The problem extends beyond passive exposure. He references research from the United Kingdom showing that girls between 12 and 14 are asked for nude images, on average, ten times per night.
“These poor young girls eventually give in because that’s where they see their value,” he says. “Their value is only in their body parts. And how sad is that?”
He recounts speaking with a young woman who described trying to imitate what she saw online in hopes of being loved.
“I spent the last five years being a really pathetic porn star,” she told him.
O’Day’s reaction: “Any man who hears that, we should be infuriated.”
87% of Christian Men: A crisis inside the Church
A recent study by the Barna Group found that 87% of Christian men who attend church reported viewing pornography within the previous week.
“These are our brothers,” O’Day says. “Our guys who get it, who want to live the faith.”
The ministry he leads trains priests through its Three Pillars to Purity program and offers resources for spouses suffering betrayal trauma. It also provides free educational materials online.
“If you yourself are not struggling today,” O’Day says, “you absolutely know and love someone who is.”
Bigger Than the NFL
The pornography industry generates more annual revenue than the NFL, NBA, Major League Baseball and the NHL combined, O’Day says.
“What’s scary,” he adds, “they dwarf them with only 10% of paid content. Ninety percent of what they give away is free.”
The strategy is simple: hook users early, then monetize escalation later. When states attempt to implement age-verification systems, many major sites block access entirely rather than comply.
“They know the younger they get these kids, the more likely they’re a paid customer in the future,” O’Day says.
The Brain on Porn
From a neurological perspective, O’Day explains, pornography floods the brain with dopamine at levels far exceeding everyday experiences like friendship or exercise.
“The brain says, ‘Whoa, too much dopamine. I gotta turn off some of these receptors,’” he explains.
As receptors diminish, users require more time or more extreme content to achieve the same effect. The brain’s search for novelty drives escalation.
“Enough is a never enough,” he says.
He describes cases of men who had lived heterosexual lives but later found themselves seeking increasingly novel material.
“We have to protect our brains,” he says.
Isolation as Lifestyle
O’Day points to trends in Japan, where declining marriage and birth rates have alarmed government officials. Some young men, he says, opt for isolation: work, alcohol, pornography, video games.

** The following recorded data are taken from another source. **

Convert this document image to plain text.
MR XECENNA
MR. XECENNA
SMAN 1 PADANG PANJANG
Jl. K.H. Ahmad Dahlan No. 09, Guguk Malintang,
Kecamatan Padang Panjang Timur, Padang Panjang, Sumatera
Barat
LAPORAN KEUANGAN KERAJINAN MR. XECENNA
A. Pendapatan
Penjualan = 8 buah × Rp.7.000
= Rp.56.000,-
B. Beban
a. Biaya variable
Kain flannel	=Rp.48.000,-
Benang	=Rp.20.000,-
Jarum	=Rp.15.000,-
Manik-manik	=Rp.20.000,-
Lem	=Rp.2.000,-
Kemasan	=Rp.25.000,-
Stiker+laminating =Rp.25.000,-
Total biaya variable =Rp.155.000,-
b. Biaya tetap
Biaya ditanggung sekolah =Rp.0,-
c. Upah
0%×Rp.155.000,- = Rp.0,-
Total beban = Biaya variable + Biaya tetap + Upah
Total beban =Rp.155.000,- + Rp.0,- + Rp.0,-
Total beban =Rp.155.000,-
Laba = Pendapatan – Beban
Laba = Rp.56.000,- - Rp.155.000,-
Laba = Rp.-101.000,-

“That is more convenient,” he says. “They are totally isolating themselves against relationships, against hurt, against feeling.”
The pattern mirrors broader Western trends of loneliness and digital immersion.
Do Men Take Sin Seriously?
Hornacek references commentary suggesting pornography is now the most frequently confessed sin.
O’Day argues that many men have lost clarity about sin itself.
A previous Barna survey asked respondents which was the greater sin: not recycling or watching pornography. Nearly 90% chose not recycling.
“We have allowed the world, society, culture to infiltrate our faith,” he says.
He urges clergy to address the issue directly from the pulpit and in pastoral counseling.
“It’s a scary topic,” he acknowledges. “People are going to be uncomfortable. But when God put me in uncomfortable places, that’s when I grew.”
Guardrails and First Steps
Thirteen states currently have some form of age-verification laws, O’Day says, though enforcement remains uneven.
He advocates for parental vigilance, policy engagement and accountability tools for families.
“Be uncomfortable and let’s grow,” he says. “Let’s protect our families. Let’s protect our marriages. Let’s protect our brothers.”
For O’Day, the crisis is cultural, neurological and spiritual at once.
And for Catholic men, he believes the response must be equally comprehensive.
“This challenge is hitting everybody,” he says.